Exploratory analyses regarding the potential effect of the drug on PASI scores suggest that patients with MP1032 exposure levels above 120 ng*hr/ml (n=16) have a median reduction from baseline in PASI score of 25 % as compared to 12 % in the placebo group at the end of treatment (week 6). Upon discontinuation of treatment, during the four-week follow up period, median PASI scores in the treatment group trended back upward while the placebo group remained relatively unchanged, suggestive of a therapeutic effect of MP1032.

“This phase IIa study suggests a clinically meaningful activity of MP1032 for the treatment of moderate-to-severe plaque psoriasis. From a clinical point of view, an oral drug with a better tolerability profile than currently available drugs, is desirable. I am looking forward to seeing how MP1032 performs in upcoming clinical trials,” said Prof. Wolfgang Vanscheidt, one of the study’s Principal Investigators.
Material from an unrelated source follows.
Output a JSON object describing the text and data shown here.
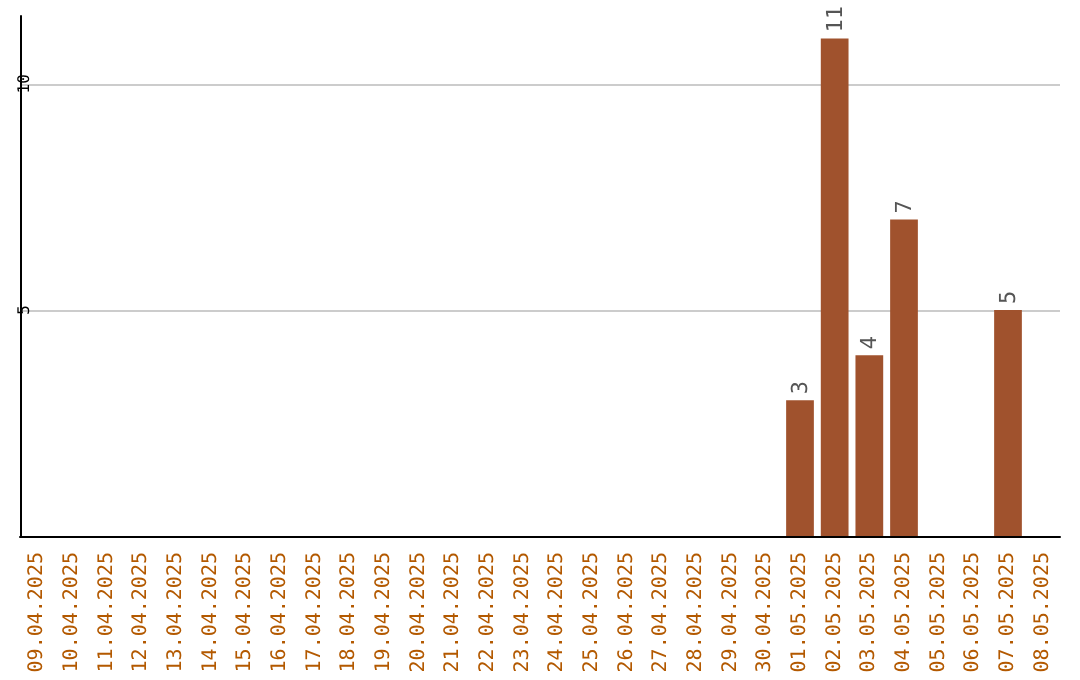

Dr. Wolfgang Brysch, CEO of MetrioPharm said “The positive results from this trial represent an important milestone in our development program for MP1032. We are very pleased that MP1032 was well tolerated and that there is a meaningful trend in response after only six weeks of treatment. We believe that MP1032 could become an effective, and well-tolerated oral treatment option for patients suffering from moderate-to-severe forms of psoriasis”.

Based on the wide pre-clinical safety margin of the drug, the PK data in psoriasis patients, and the trend in drug effect observed in this trial, MetrioPharm is planning a three-month phase IIb study in patients with moderate-to-severe plaque psoriasis with higher doses of MP1032.